On the evening of July 26, Great Wall Securities “threw out a fixed increase plan, which is planned to raise no more than 10billion yuan from China energy capital, Shenzhen Energy and other fixed increase funds.”. This is also the securities companies that have issued the plan this year, the highest amount to be raised.
Since the implementation of the new regulation of fixed increase last year, the fixed increase market has recovered and institutional investors have a high enthusiasm for participation. After all, under the supervision system with net capital as the core, capital strength is the key factor to determine the core competitiveness of securities companies. However, it is worth noting that since this year, the agreed increase and decrease of bonds have occurred. Not only the amount raised by small and medium-sized securities companies is “shabby”, but also the agreed increase and decrease of 70% for large-scale securities. In this case, the pace of targeted issuance of securities companies has slowed down significantly this year.
Great Wall Securities is not more than 10billion yuan
No more than 1/4 for debt repayment
On the evening of July 26, Great Wall Securities disclosed its plan for non-public issuance of shares. The amount of the company’s proposed raised funds shall not exceed 10 billion yuan (including), and the issuing objects shall not exceed 35 (including). Except for the controlling shareholder of the company, Huaneng capital, Shenzhen energy, Shenzhen xinjiangnan, other issuing objects shall be fund companies, securities companies, trust and insurance institutions investors.
The number of shares issued this time shall not exceed 30% of the total share capital of the company before the issuance, i.e. no more than 931million shares (including). Among them, the subscription amount of Huaneng capital is not less than 2 billion yuan, not more than 4.638 billion yuan, the subscription amount of Shenzhen energy is between RMB 300-800million, and the subscription amount of Shenzhen xinjiangnan is not more than 1236 million yuan.
Great Wall Securities said that the raised funds, after deducting the issuance costs, are intended to be used to increase the company’s capital, supplement the company’s working capital and repay debts to support the company’s future business development, enhance the company’s market competitiveness and risk resistance capabilities and promote the realization of the company’s strategic development goals.
Specifically, the investment to capital intermediary business is not more than 5billion yuan, and the investment in securities investment business is not more than 2.5 billion yuan. It is worth noting that no more than 2.5 billion yuan of the raised funds will be used to repay the debt.
Great Wall Securities said in the announcement that in the process of building “digital securities companies, smart investment and science and technology finance”, more capital is needed to develop wealth management, self-supporting investment, investment bank and asset management, and more funds are needed to strengthen information technology construction and international layout. In order to actively grasp the opportunity of capital market development and realize the strategic objectives of the company, through this private offering, the company will supplement capital on one hand, which will benefit to gain advantages in the industry competition, on the other hand, it can increase investment in various businesses accordingly, so as to cultivate new profit growth points and promote the company to achieve strategic objectives.

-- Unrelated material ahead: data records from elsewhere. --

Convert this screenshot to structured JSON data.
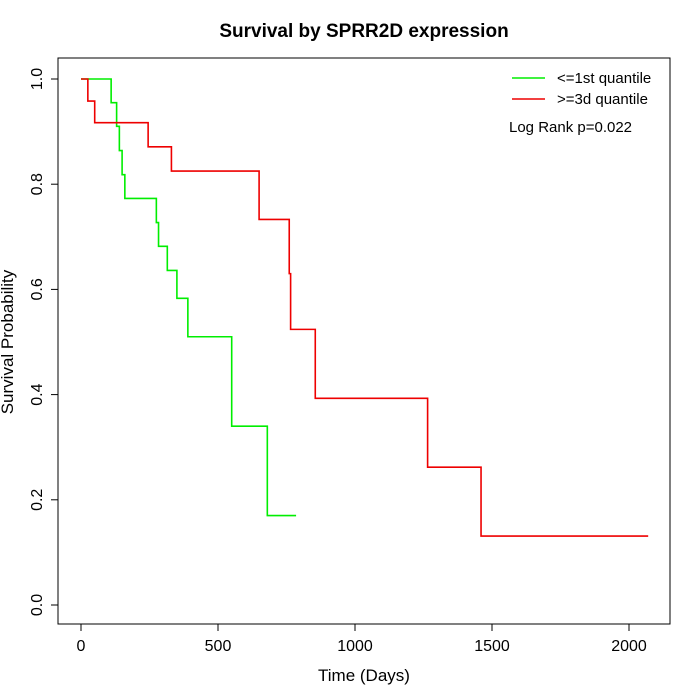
{
  "chart_data": {
    "type": "line",
    "title": "Survival by SPRR2D expression",
    "xlabel": "Time (Days)",
    "ylabel": "Survival Probability",
    "xlim": [
      0,
      2070
    ],
    "ylim": [
      0,
      1.0
    ],
    "x_ticks": [
      0,
      500,
      1000,
      1500,
      2000
    ],
    "x_tick_labels": [
      "0",
      "500",
      "1000",
      "1500",
      "2000"
    ],
    "y_ticks": [
      0.0,
      0.2,
      0.4,
      0.6,
      0.8,
      1.0
    ],
    "y_tick_labels": [
      "0.0",
      "0.2",
      "0.4",
      "0.6",
      "0.8",
      "1.0"
    ],
    "grid": false,
    "legend_position": "top-right",
    "annotation": "Log Rank p=0.022",
    "series": [
      {
        "name": "<=1st quantile",
        "color": "#00ee00",
        "step": "post",
        "points": [
          [
            0,
            1.0
          ],
          [
            110,
            0.955
          ],
          [
            130,
            0.91
          ],
          [
            140,
            0.864
          ],
          [
            150,
            0.818
          ],
          [
            160,
            0.773
          ],
          [
            275,
            0.727
          ],
          [
            283,
            0.682
          ],
          [
            315,
            0.636
          ],
          [
            350,
            0.583
          ],
          [
            390,
            0.51
          ],
          [
            550,
            0.34
          ],
          [
            680,
            0.17
          ],
          [
            785,
            0.17
          ]
        ]
      },
      {
        "name": ">=3d quantile",
        "color": "#ee0000",
        "step": "post",
        "points": [
          [
            0,
            1.0
          ],
          [
            25,
            0.958
          ],
          [
            50,
            0.917
          ],
          [
            245,
            0.871
          ],
          [
            330,
            0.825
          ],
          [
            650,
            0.733
          ],
          [
            760,
            0.63
          ],
          [
            765,
            0.524
          ],
          [
            855,
            0.393
          ],
          [
            1265,
            0.262
          ],
          [
            1460,
            0.131
          ],
          [
            2070,
            0.131
          ]
        ]
      }
    ]
  }
}
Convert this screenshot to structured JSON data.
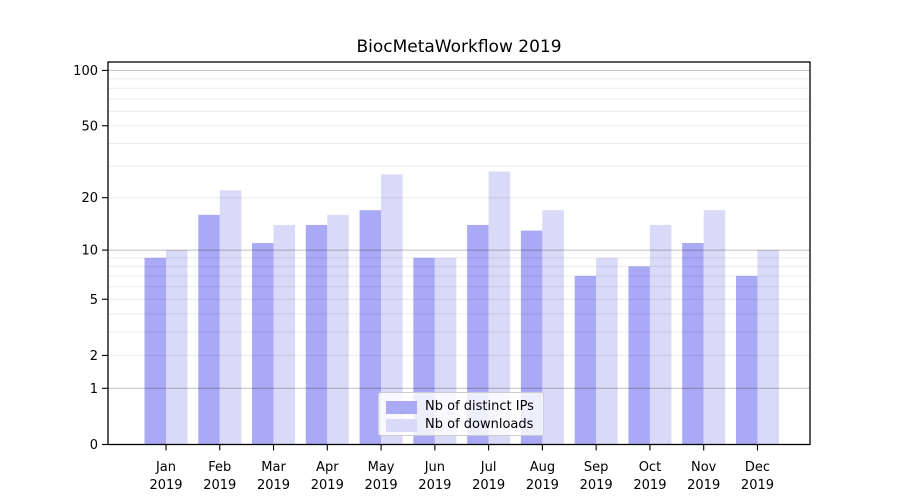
{
  "chart_data": {
    "type": "bar",
    "title": "BiocMetaWorkflow 2019",
    "categories": [
      "Jan",
      "Feb",
      "Mar",
      "Apr",
      "May",
      "Jun",
      "Jul",
      "Aug",
      "Sep",
      "Oct",
      "Nov",
      "Dec"
    ],
    "x_tick_second_line": "2019",
    "series": [
      {
        "name": "Nb of distinct IPs",
        "color": "#a9a9f6",
        "values": [
          9,
          16,
          11,
          14,
          17,
          9,
          14,
          13,
          7,
          8,
          11,
          7
        ]
      },
      {
        "name": "Nb of downloads",
        "color": "#d9d9f8",
        "values": [
          10,
          22,
          14,
          16,
          27,
          9,
          28,
          17,
          9,
          14,
          17,
          10
        ]
      }
    ],
    "y_scale": "log1p",
    "ylim": [
      0,
      111
    ],
    "y_ticks": [
      100,
      50,
      20,
      10,
      5,
      2,
      1,
      0
    ],
    "y_major_gridlines": [
      1,
      10,
      100
    ],
    "y_minor_gridlines": [
      2,
      3,
      4,
      5,
      6,
      7,
      8,
      9,
      20,
      30,
      40,
      50,
      60,
      70,
      80,
      90
    ],
    "grid": "on",
    "legend_position": "lower center",
    "colors": {
      "axis": "#000000",
      "major_grid": "rgba(0,0,0,0.25)",
      "minor_grid": "rgba(0,0,0,0.08)"
    }
  }
}
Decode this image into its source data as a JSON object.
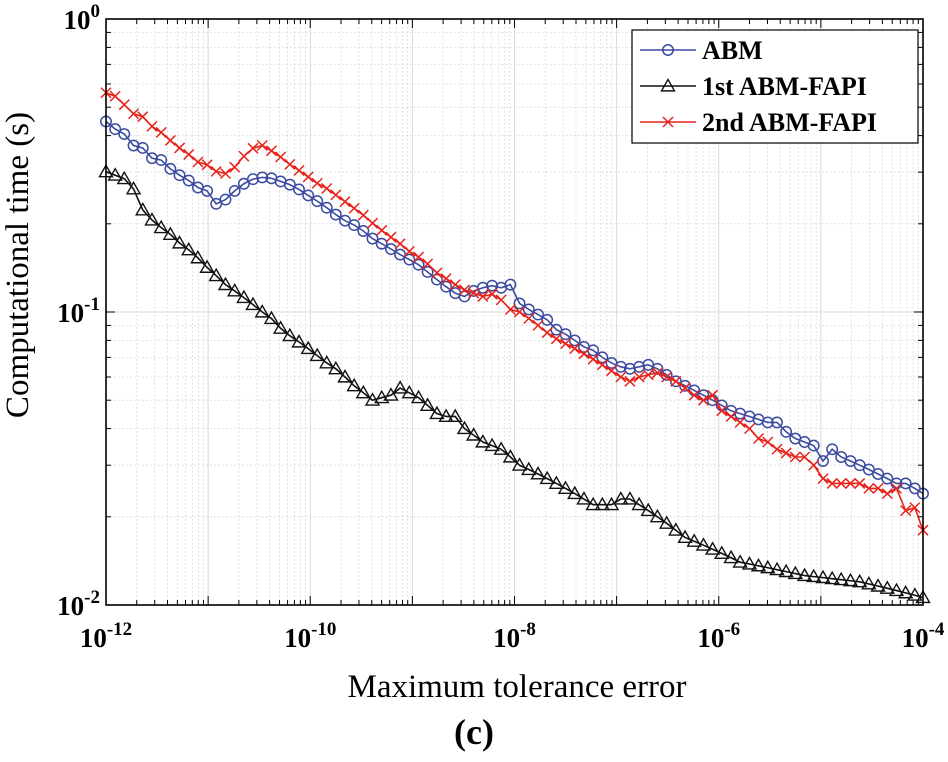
{
  "chart_data": {
    "type": "line",
    "scale": "log-log",
    "title": "",
    "caption": "(c)",
    "xlabel": "Maximum tolerance error",
    "ylabel": "Computational time (s)",
    "xlim": [
      1e-12,
      0.0001
    ],
    "ylim": [
      0.01,
      1
    ],
    "grid": true,
    "legend_position": "top-right",
    "x_ticks": [
      {
        "value": 1e-12,
        "base": "10",
        "exp": "-12"
      },
      {
        "value": 1e-10,
        "base": "10",
        "exp": "-10"
      },
      {
        "value": 1e-08,
        "base": "10",
        "exp": "-8"
      },
      {
        "value": 1e-06,
        "base": "10",
        "exp": "-6"
      },
      {
        "value": 0.0001,
        "base": "10",
        "exp": "-4"
      }
    ],
    "y_ticks": [
      {
        "value": 0.01,
        "base": "10",
        "exp": "-2"
      },
      {
        "value": 0.1,
        "base": "10",
        "exp": "-1"
      },
      {
        "value": 1,
        "base": "10",
        "exp": "0"
      }
    ],
    "series": [
      {
        "name": "ABM",
        "color": "#3b4ba0",
        "marker": "circle",
        "x": [
          1e-12,
          1.23e-12,
          1.51e-12,
          1.86e-12,
          2.29e-12,
          2.82e-12,
          3.47e-12,
          4.27e-12,
          5.25e-12,
          6.46e-12,
          7.94e-12,
          9.77e-12,
          1.2e-11,
          1.48e-11,
          1.82e-11,
          2.24e-11,
          2.75e-11,
          3.39e-11,
          4.17e-11,
          5.13e-11,
          6.31e-11,
          7.76e-11,
          9.55e-11,
          1.17e-10,
          1.45e-10,
          1.78e-10,
          2.19e-10,
          2.69e-10,
          3.31e-10,
          4.07e-10,
          5.01e-10,
          6.17e-10,
          7.59e-10,
          9.33e-10,
          1.15e-09,
          1.41e-09,
          1.74e-09,
          2.14e-09,
          2.63e-09,
          3.24e-09,
          3.98e-09,
          4.9e-09,
          6.03e-09,
          7.41e-09,
          9.12e-09,
          1.12e-08,
          1.38e-08,
          1.7e-08,
          2.09e-08,
          2.57e-08,
          3.16e-08,
          3.89e-08,
          4.79e-08,
          5.89e-08,
          7.24e-08,
          8.91e-08,
          1.1e-07,
          1.35e-07,
          1.66e-07,
          2.04e-07,
          2.51e-07,
          3.09e-07,
          3.8e-07,
          4.68e-07,
          5.75e-07,
          7.08e-07,
          8.71e-07,
          1.07e-06,
          1.32e-06,
          1.62e-06,
          2e-06,
          2.45e-06,
          3.02e-06,
          3.72e-06,
          4.57e-06,
          5.62e-06,
          6.92e-06,
          8.51e-06,
          1.05e-05,
          1.29e-05,
          1.58e-05,
          1.95e-05,
          2.4e-05,
          2.95e-05,
          3.63e-05,
          4.47e-05,
          5.5e-05,
          6.76e-05,
          8.32e-05,
          0.0001
        ],
        "y": [
          0.447,
          0.421,
          0.405,
          0.37,
          0.363,
          0.335,
          0.33,
          0.308,
          0.293,
          0.281,
          0.266,
          0.259,
          0.234,
          0.242,
          0.259,
          0.274,
          0.284,
          0.288,
          0.286,
          0.279,
          0.272,
          0.262,
          0.25,
          0.239,
          0.227,
          0.215,
          0.205,
          0.198,
          0.189,
          0.178,
          0.171,
          0.164,
          0.157,
          0.151,
          0.145,
          0.137,
          0.129,
          0.122,
          0.116,
          0.113,
          0.118,
          0.121,
          0.123,
          0.121,
          0.124,
          0.107,
          0.102,
          0.098,
          0.094,
          0.087,
          0.084,
          0.08,
          0.076,
          0.074,
          0.07,
          0.067,
          0.065,
          0.064,
          0.065,
          0.066,
          0.064,
          0.061,
          0.058,
          0.056,
          0.054,
          0.052,
          0.05,
          0.048,
          0.046,
          0.045,
          0.044,
          0.043,
          0.042,
          0.042,
          0.039,
          0.037,
          0.036,
          0.035,
          0.031,
          0.034,
          0.032,
          0.031,
          0.03,
          0.029,
          0.028,
          0.027,
          0.026,
          0.026,
          0.025,
          0.024
        ]
      },
      {
        "name": "1st ABM-FAPI",
        "color": "#111111",
        "marker": "triangle",
        "x": [
          1e-12,
          1.23e-12,
          1.51e-12,
          1.86e-12,
          2.29e-12,
          2.82e-12,
          3.47e-12,
          4.27e-12,
          5.25e-12,
          6.46e-12,
          7.94e-12,
          9.77e-12,
          1.2e-11,
          1.48e-11,
          1.82e-11,
          2.24e-11,
          2.75e-11,
          3.39e-11,
          4.17e-11,
          5.13e-11,
          6.31e-11,
          7.76e-11,
          9.55e-11,
          1.17e-10,
          1.45e-10,
          1.78e-10,
          2.19e-10,
          2.69e-10,
          3.31e-10,
          4.07e-10,
          5.01e-10,
          6.17e-10,
          7.59e-10,
          9.33e-10,
          1.15e-09,
          1.41e-09,
          1.74e-09,
          2.14e-09,
          2.63e-09,
          3.24e-09,
          3.98e-09,
          4.9e-09,
          6.03e-09,
          7.41e-09,
          9.12e-09,
          1.12e-08,
          1.38e-08,
          1.7e-08,
          2.09e-08,
          2.57e-08,
          3.16e-08,
          3.89e-08,
          4.79e-08,
          5.89e-08,
          7.24e-08,
          8.91e-08,
          1.1e-07,
          1.35e-07,
          1.66e-07,
          2.04e-07,
          2.51e-07,
          3.09e-07,
          3.8e-07,
          4.68e-07,
          5.75e-07,
          7.08e-07,
          8.71e-07,
          1.07e-06,
          1.32e-06,
          1.62e-06,
          2e-06,
          2.45e-06,
          3.02e-06,
          3.72e-06,
          4.57e-06,
          5.62e-06,
          6.92e-06,
          8.51e-06,
          1.05e-05,
          1.29e-05,
          1.58e-05,
          1.95e-05,
          2.4e-05,
          2.95e-05,
          3.63e-05,
          4.47e-05,
          5.5e-05,
          6.76e-05,
          8.32e-05,
          0.0001
        ],
        "y": [
          0.301,
          0.293,
          0.285,
          0.263,
          0.223,
          0.206,
          0.194,
          0.184,
          0.172,
          0.163,
          0.153,
          0.142,
          0.133,
          0.124,
          0.118,
          0.112,
          0.106,
          0.1,
          0.095,
          0.088,
          0.083,
          0.079,
          0.075,
          0.071,
          0.067,
          0.064,
          0.06,
          0.056,
          0.053,
          0.05,
          0.051,
          0.052,
          0.055,
          0.053,
          0.051,
          0.048,
          0.045,
          0.044,
          0.044,
          0.04,
          0.038,
          0.036,
          0.035,
          0.034,
          0.032,
          0.03,
          0.029,
          0.028,
          0.027,
          0.026,
          0.025,
          0.024,
          0.023,
          0.022,
          0.022,
          0.022,
          0.023,
          0.023,
          0.022,
          0.021,
          0.02,
          0.019,
          0.018,
          0.017,
          0.0165,
          0.016,
          0.0155,
          0.015,
          0.0145,
          0.014,
          0.0138,
          0.0136,
          0.0134,
          0.0132,
          0.013,
          0.0128,
          0.0126,
          0.0125,
          0.0124,
          0.0123,
          0.0122,
          0.0121,
          0.012,
          0.0118,
          0.0116,
          0.0114,
          0.0112,
          0.011,
          0.0108,
          0.0106
        ]
      },
      {
        "name": "2nd ABM-FAPI",
        "color": "#e8231b",
        "marker": "cross",
        "x": [
          1e-12,
          1.23e-12,
          1.51e-12,
          1.86e-12,
          2.29e-12,
          2.82e-12,
          3.47e-12,
          4.27e-12,
          5.25e-12,
          6.46e-12,
          7.94e-12,
          9.77e-12,
          1.2e-11,
          1.48e-11,
          1.82e-11,
          2.24e-11,
          2.75e-11,
          3.39e-11,
          4.17e-11,
          5.13e-11,
          6.31e-11,
          7.76e-11,
          9.55e-11,
          1.17e-10,
          1.45e-10,
          1.78e-10,
          2.19e-10,
          2.69e-10,
          3.31e-10,
          4.07e-10,
          5.01e-10,
          6.17e-10,
          7.59e-10,
          9.33e-10,
          1.15e-09,
          1.41e-09,
          1.74e-09,
          2.14e-09,
          2.63e-09,
          3.24e-09,
          3.98e-09,
          4.9e-09,
          6.03e-09,
          7.41e-09,
          9.12e-09,
          1.12e-08,
          1.38e-08,
          1.7e-08,
          2.09e-08,
          2.57e-08,
          3.16e-08,
          3.89e-08,
          4.79e-08,
          5.89e-08,
          7.24e-08,
          8.91e-08,
          1.1e-07,
          1.35e-07,
          1.66e-07,
          2.04e-07,
          2.51e-07,
          3.09e-07,
          3.8e-07,
          4.68e-07,
          5.75e-07,
          7.08e-07,
          8.71e-07,
          1.07e-06,
          1.32e-06,
          1.62e-06,
          2e-06,
          2.45e-06,
          3.02e-06,
          3.72e-06,
          4.57e-06,
          5.62e-06,
          6.92e-06,
          8.51e-06,
          1.05e-05,
          1.29e-05,
          1.58e-05,
          1.95e-05,
          2.4e-05,
          2.95e-05,
          3.63e-05,
          4.47e-05,
          5.5e-05,
          6.76e-05,
          8.32e-05,
          0.0001
        ],
        "y": [
          0.56,
          0.545,
          0.51,
          0.475,
          0.464,
          0.43,
          0.41,
          0.385,
          0.363,
          0.345,
          0.325,
          0.318,
          0.302,
          0.297,
          0.312,
          0.34,
          0.362,
          0.37,
          0.355,
          0.338,
          0.319,
          0.304,
          0.289,
          0.275,
          0.264,
          0.251,
          0.238,
          0.226,
          0.214,
          0.201,
          0.19,
          0.18,
          0.171,
          0.161,
          0.154,
          0.146,
          0.136,
          0.13,
          0.124,
          0.119,
          0.116,
          0.113,
          0.115,
          0.11,
          0.102,
          0.1,
          0.095,
          0.09,
          0.085,
          0.081,
          0.078,
          0.075,
          0.072,
          0.069,
          0.066,
          0.063,
          0.06,
          0.058,
          0.06,
          0.061,
          0.062,
          0.06,
          0.058,
          0.055,
          0.052,
          0.05,
          0.052,
          0.046,
          0.044,
          0.042,
          0.04,
          0.037,
          0.036,
          0.034,
          0.033,
          0.032,
          0.032,
          0.03,
          0.027,
          0.026,
          0.026,
          0.026,
          0.026,
          0.025,
          0.025,
          0.024,
          0.025,
          0.021,
          0.0215,
          0.018
        ]
      }
    ]
  }
}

Multiple certificates agreed to increase less than expected
The maximum decrease of fund raising amount is over 70%
In recent years, with the deepening of capital market reform in China, the development of the securities industry is becoming more and more differentiated. The monopoly of large-scale securities companies on high-quality issuers has been further enhanced, and the concentration of the industry is accelerating. At the same time, the degree of capital market opening to the outside world has been further improved, and the distribution of foreign securities companies has been accelerated, which further aggravates the industry competition.

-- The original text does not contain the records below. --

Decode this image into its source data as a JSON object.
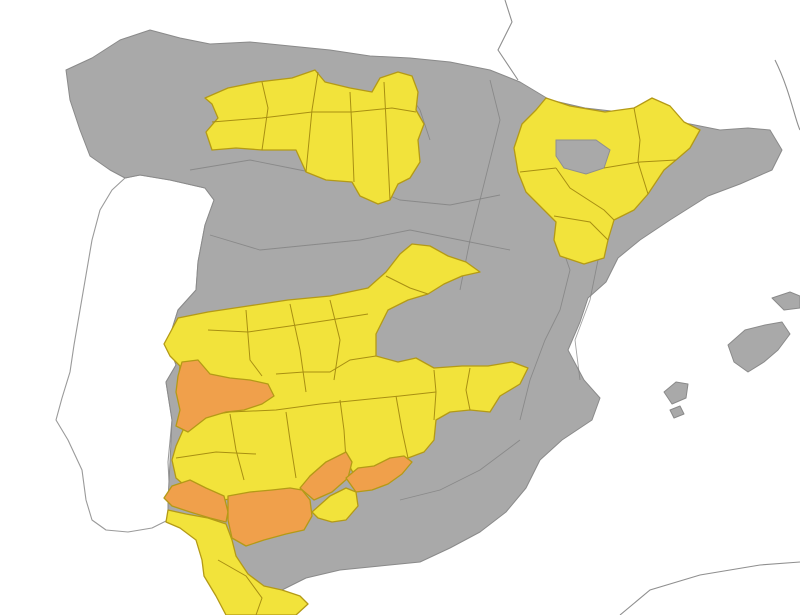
{
  "map": {
    "colors": {
      "sea": "#ffffff",
      "land_relief": "#a9a9a9",
      "border": "#8f8f8f",
      "warning_yellow": "#f2e33b",
      "warning_orange": "#f0a04b"
    },
    "warning_levels": [
      "yellow",
      "orange"
    ],
    "zones": {
      "north_yellow": "yellow",
      "aragon_yellow": "yellow",
      "center_south_yellow": "yellow",
      "extremadura_west_orange": "orange",
      "huelva_orange": "orange",
      "sevilla_orange": "orange",
      "jaen_orange": "orange",
      "granada_orange": "orange",
      "cadiz_strait_yellow": "yellow"
    }
  }
}
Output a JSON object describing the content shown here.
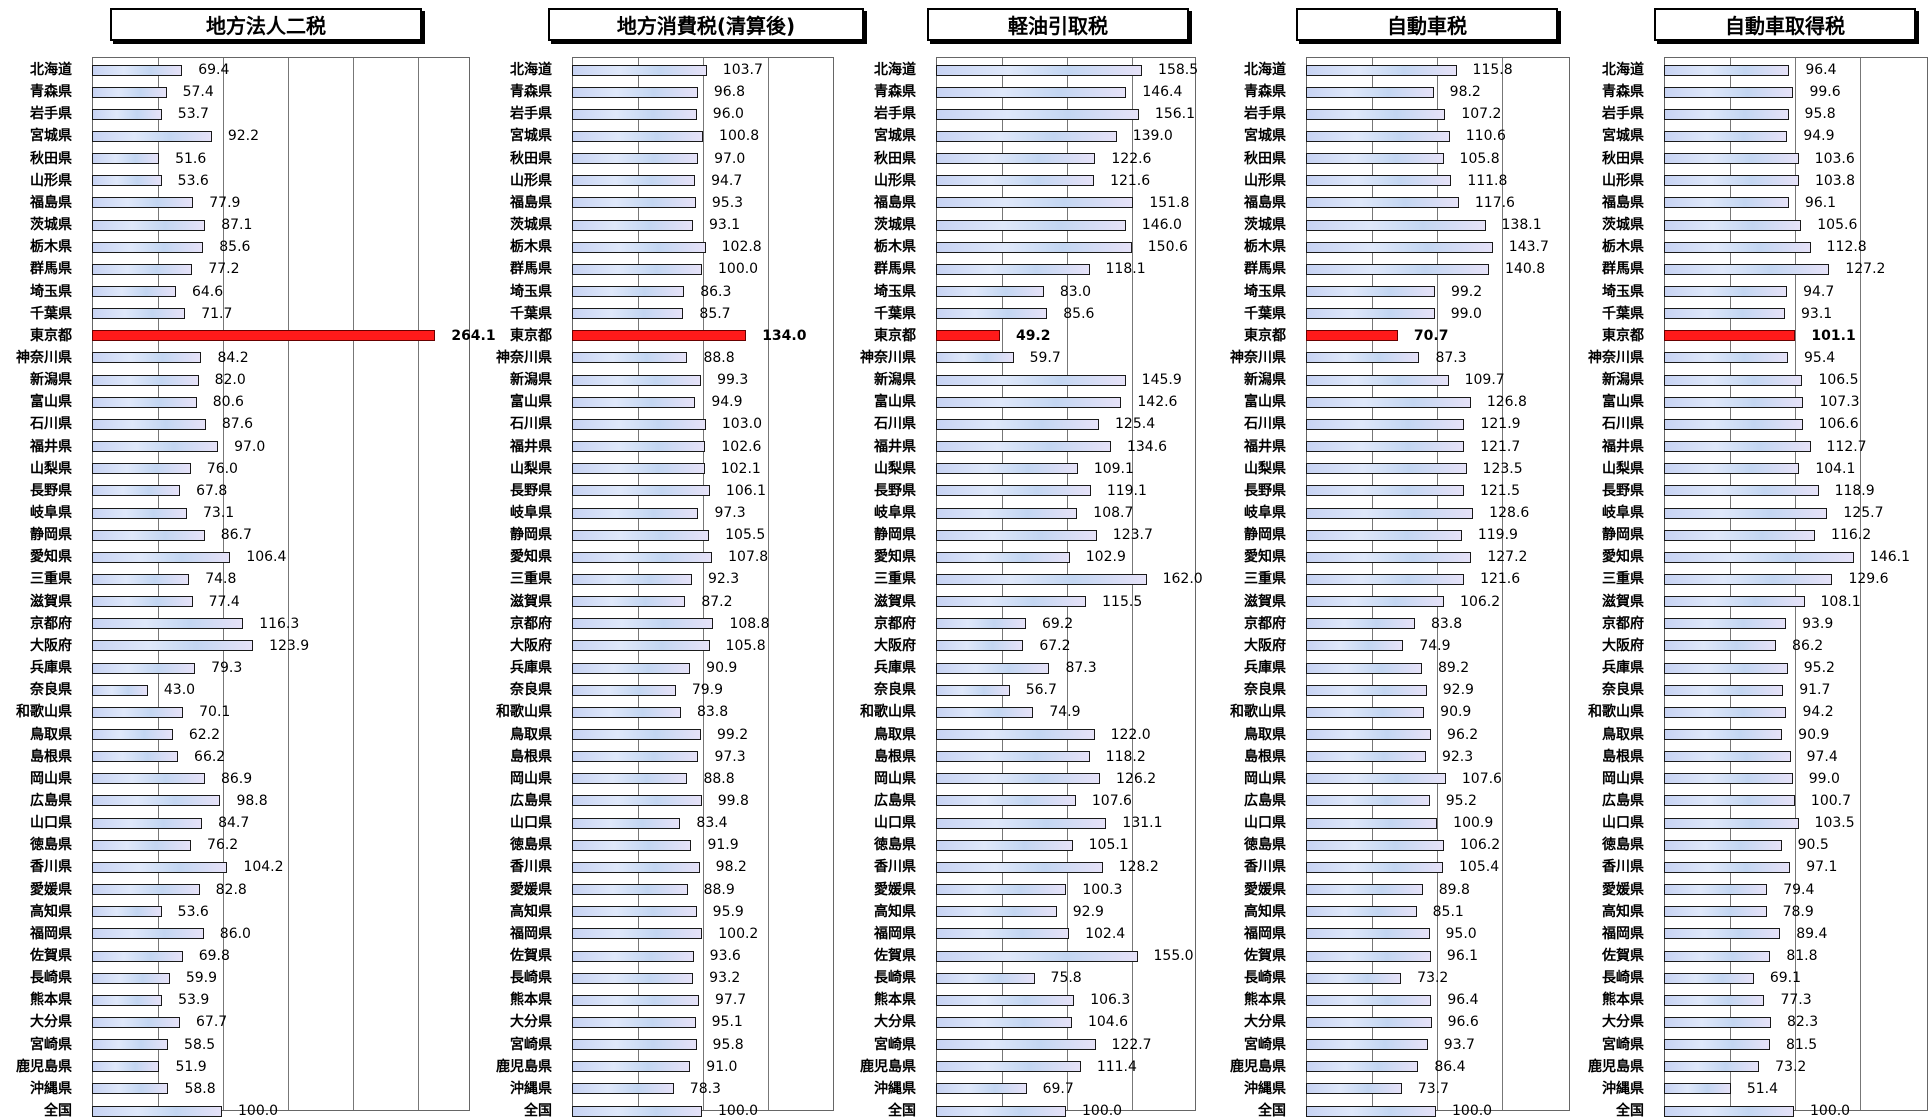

The proportion of traditional light capital brokerage business has been relatively declining. Domestic securities companies have begun to get rid of the light asset model relying on license plates and channel businesses. The expansion of balance sheet has gradually become the main source of profit. The importance of capital strength to securities companies has been improved. Many listed securities companies have completed A-share private issuance in recent years, especially last year, The enthusiasm of securities companies is set to increase abnormally.
Specifically, in terms of the fund-raising amount of each, the securities companies “input and supplement” are relatively fierce, with 10 billion levels everywhere. For example, Haitong Securities ranked the top of the list with a total fund raising of 20billion yuan last year. In addition, the five securities companies of China Trust Securities, CITIC Securities, China CITIC investment securities, Tianfeng securities and Zhejiang securities all proposed to raise more than 10 billion yuan last year.